Interview with Jabar Boykin, Poetry Editor

Jabar Boykin is from Greensboro, NC and is currently getting his MFA in poetry at UNCG. His poetry primarily centers around his Black American heritage of which he seeks to create new narratives and mythologies from past tragedies and traditions. After earning an MFA in Poetry, Boykin intends to pursue a PhD in African American Literature. He is a current poetry editor for The Greensboro Review.

Evan Fackler: By all accounts you maintain a pretty busy work schedule, working multiple jobs while you’ve been in school. Where do you find the energy and time for your own poetry? 

Jabar Boykin: I actually write mostly during the time I should be sleeping, so like around 1-2 am, but this is also the time I feel like I do my best writing. I tend to get distracted during the day really easily so it’s hard for me to focus on coming up with ideas I think are creative enough to turn into poems.

EF: Has your editorial work at The Greensboro Review informed anything about your own writing or writing process?

JB: It has made me take a second look at my own poetry. When editing, it’s so nice to have a clean poem that doesn’t need any work or at least needs as little work as possible, so it’s most definitely made me go back and tidy up poems that I now understand to be a little messy for publications.

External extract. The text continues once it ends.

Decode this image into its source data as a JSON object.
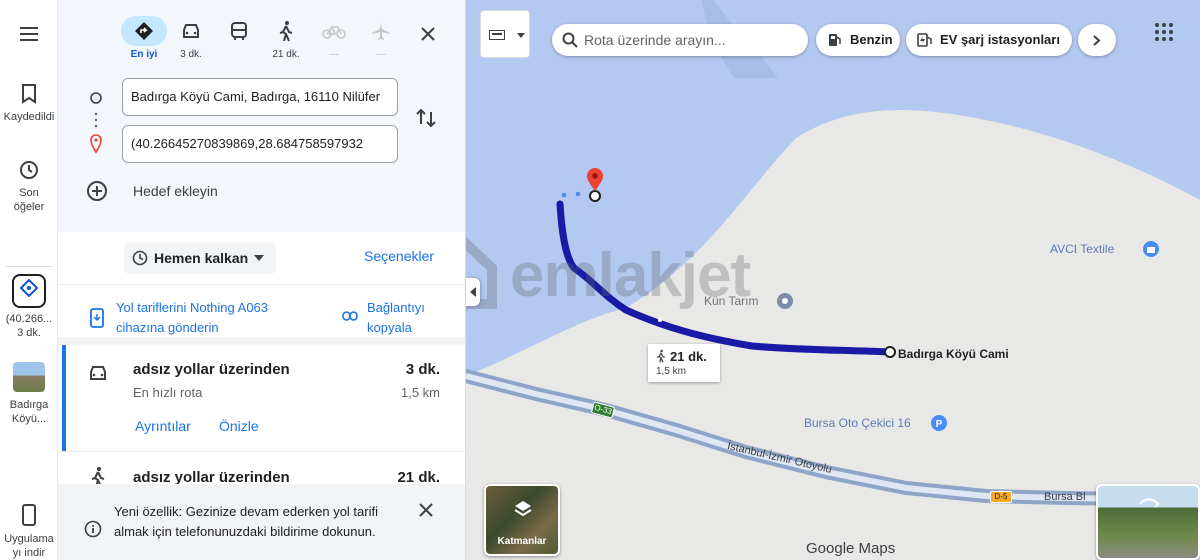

EF: Poetry and fiction submissions to The Greensboro Review have to make it past two editors in each genre, plus Terry Kennedy and Jessie Van Rheenen. Is everyone typically in agreement about what to publish? How much back-and-forth discussion do you have over the typical acceptance? 

JB: For Michael and I there hasn’t been too much disagreement, and the few occasions that there have been we usually let Terry act as the tiebreaker. However, there are moments where maybe we’ve had biases toward a poem for whatever reason and in that final process when we meet with Terry and break the poem down line by line we’ll usually see things in discussion that we didn’t see before when we were just sitting at our desk reading. It’s really interesting what you miss and what everyone else is seeing that you’ve not paid attention to. I think moments like that also sharpen your awareness of your own poetry as well.

EF: You’re mentioned under the Wikipedia entry for the pantoum: “Jabar Boykin wrote a well-received pantoum,” the entry reads, with no citation. Have you written a well-received pantoum?

JB: The story behind that is actually pretty funny; we were assigned, in our Structure of Verse class last semester, to write a pantoum so I decided to just revise one that I was already working on for my thesis. Long story short, Stuart ended up really enjoying it and also mentioned that he had written this very famous pantoum that he’d received a lot of accolades for, so the rest of the class, unknown to me at the time, decided to write in Wikipedia that I had written a “well-received pantoum” as well. When I found out it was hilarious to me because my work has never been published, but I also felt really honored at the same time that they would do that.

EF: FAQ – Is The Greensboro Review interested in publishing a particular kind of poet? 

JB: I can’t speak to past editors that have come before me but I don’t feel there’s anything in particular that Terry, Michael, or I look for other than for the poem to be skillful, thoughtful, and engaging. Me personally, I like poems that take a lot of risk; that feeling you get when you’re reading a poem and it seems that it could all fall apart at any moment, but then you’re at the end and somehow all the elements managed to hold together is priceless. Those are the poems I like the most.